Lapal Canal and Selly Oak Development Update

24 October 2013

On 17th October, Birmingham City Council’s Planning Committee approved an outline planning application made by the Harvest Partnership (key constituent members being J Sainsbury and Land Securities) to redevelop the old Battery Park site at Selly Oak. The site includes the route of the former Dudley No 2 Canal, now generally known as the Lapal Canal, and the area around its former junction with the Worcester and Birmingham Canal.

The approval has ended a two-month discussion between the Council and Harvest after plans to redevelop the Lapal Canal were removed from the original application. Blaming the recession and other commitments, Harvest felt they could no longer afford to reinstate the canal as initially planned. Birmingham City Council was not happy with the amended plans and deferred a decision on the application. This, along with pressure from other interested parties such as Lapal Canal Trust, caused Harvest to rethink and they proposed an additional £767,000 expenditure on the development.
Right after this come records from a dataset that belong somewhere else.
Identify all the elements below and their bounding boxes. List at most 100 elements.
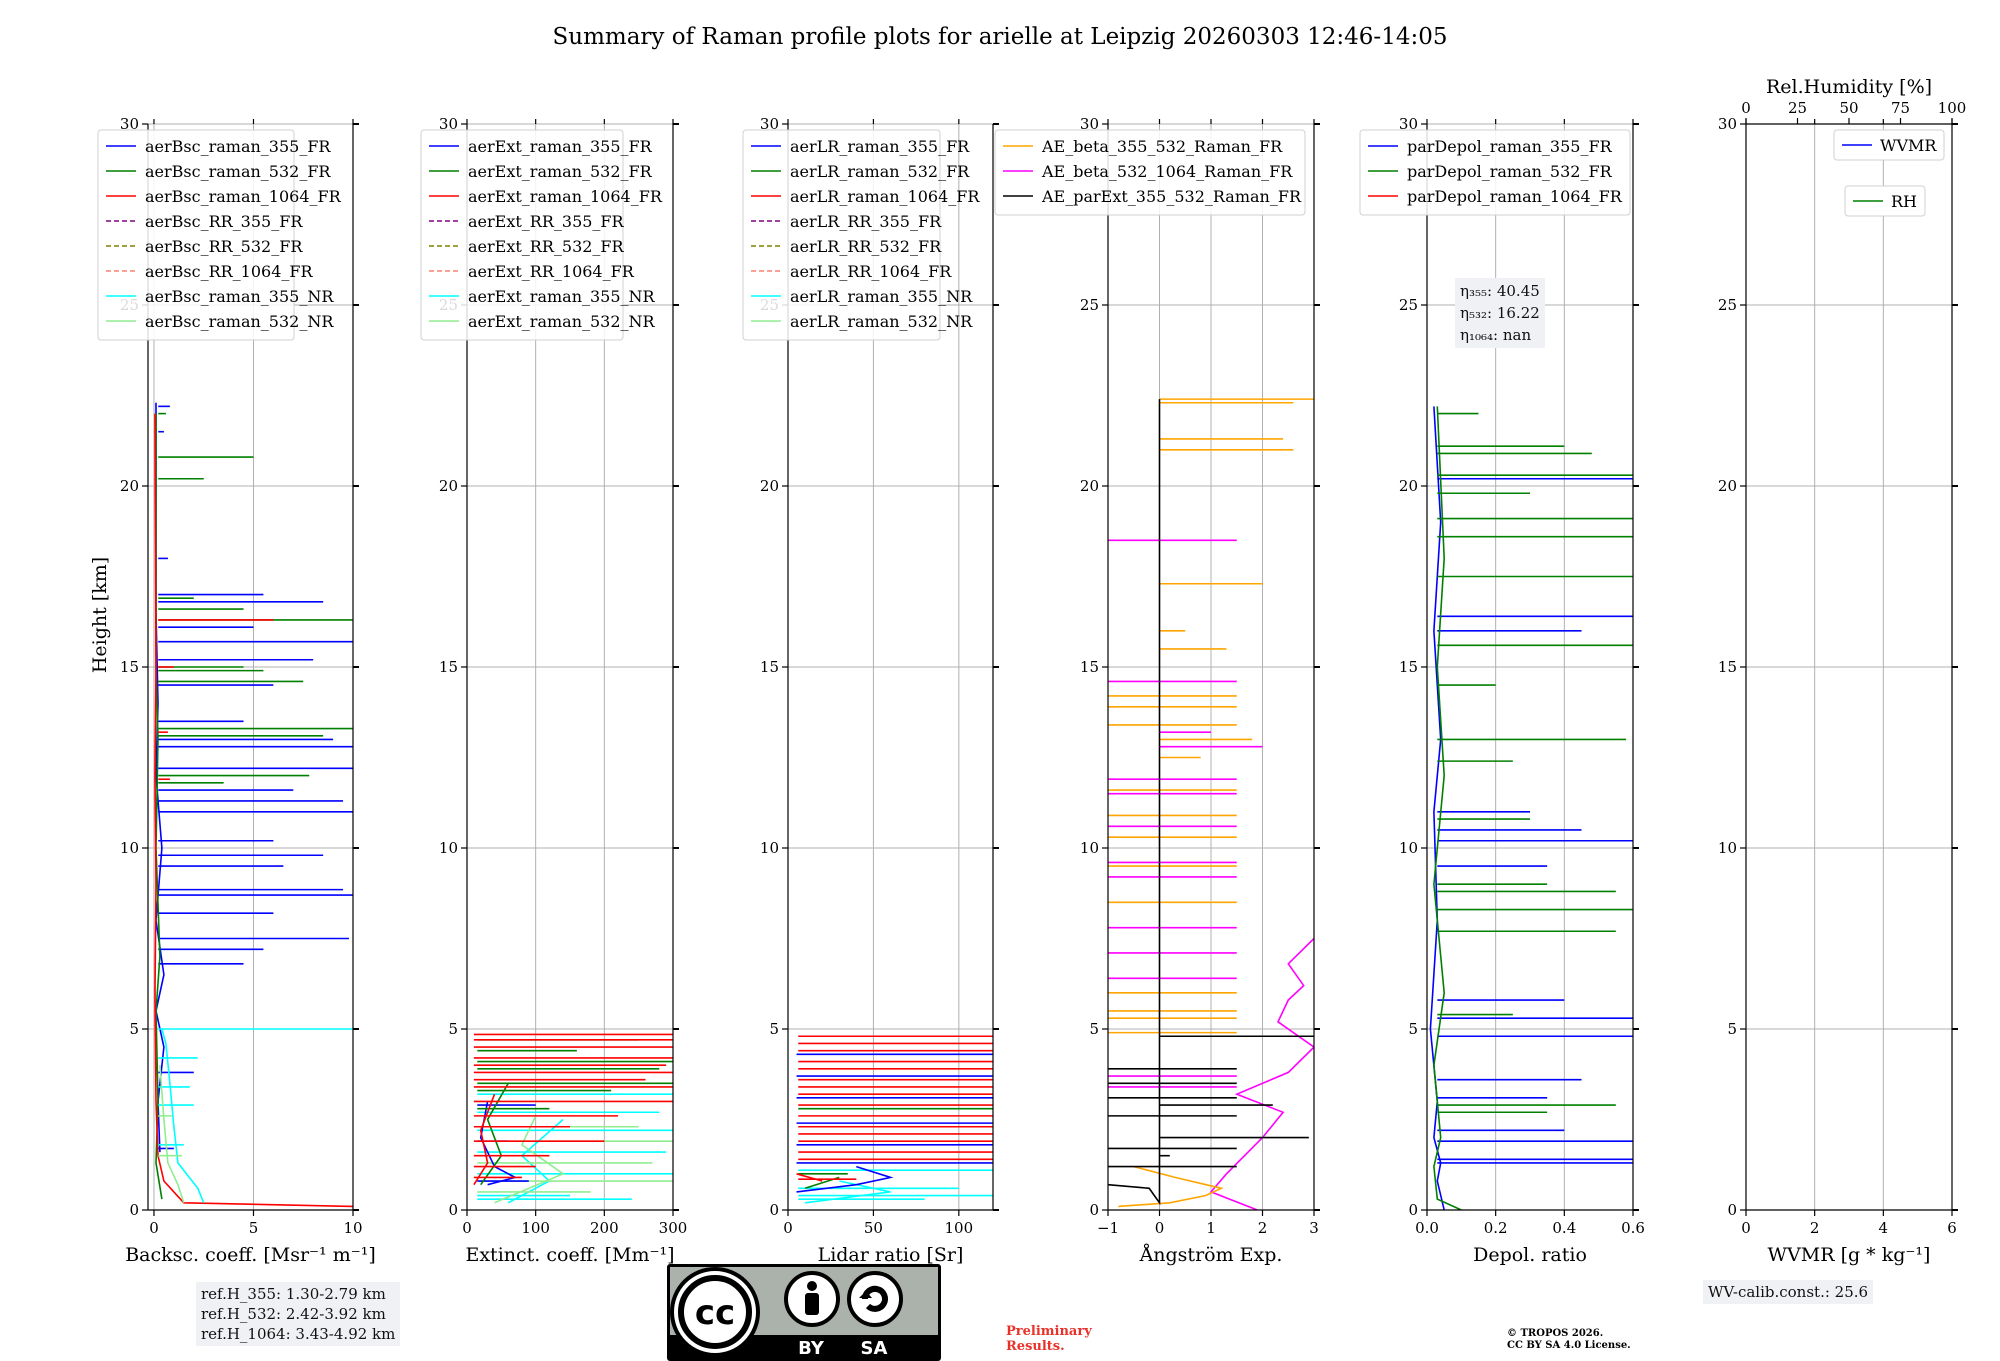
- series-line-aerbsc-raman-532-fr: [155, 413, 163, 1200]
- legend-box: [97, 129, 295, 341]
- panel-bsc: 0510152025300510Backsc. coeff. [Msr⁻¹ m⁻…: [97, 115, 376, 1266]
- series-group: [473, 1033, 673, 1204]
- y-tick-label: 30: [439, 115, 458, 133]
- series-group: [154, 402, 353, 1208]
- legend-label: aerLR_raman_355_NR: [790, 287, 973, 306]
- copyright-line-2: CC BY SA 4.0 License.: [1507, 1340, 1631, 1351]
- x-tick-label: 5: [249, 1219, 259, 1237]
- y-tick-label: 15: [1080, 658, 1099, 676]
- top-tick-label: 25: [1788, 99, 1807, 117]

IWA and local waterway groups had lobbied the Council to provide a better outcome more favoured to restoration of the canal, and had held a boat rally and cultivated media attention and political support to draw attention to the risk of a major blight on the restoration proposals.  Subsequent to this pressure, Harvest amended its planning application to include:

  • Protection of a realigned route for a re-built Lapal Canal
  • Construction of a concrete channel through the undercroft of the new Sainsbury store
  • Piling of the remainder of the channel to the recently constructed bridge under Birmingham’s outer ring road
  • A winding hole on the opposite side of the Worcester and Birmingham Canal to a new junction to be created adjacent to the Bristol Road Bridge.

These plans for the canal are an improvement on the first amendment but are still a compromise as they do not include much of the work that Harvest originally planned to undertake. The construction of the junction and the lining of the bed of the piled section would still need to be funded if the Lapal Canal is to be fully restored. Towards this, Harvest has offered a further £500,000 to a "canal based organisation" by means of a, yet to be signed, s106 agreement between Harvest and the Council. If a further £1million could then be found to complete the funding of this part of the restoration, Harvest has indicated that it would include the work in its contract programmed for completion in 2017.  However, there appears to be no likely prospect of these funds materialising and with the application approved there is little leverage to obtain any further support from the developers.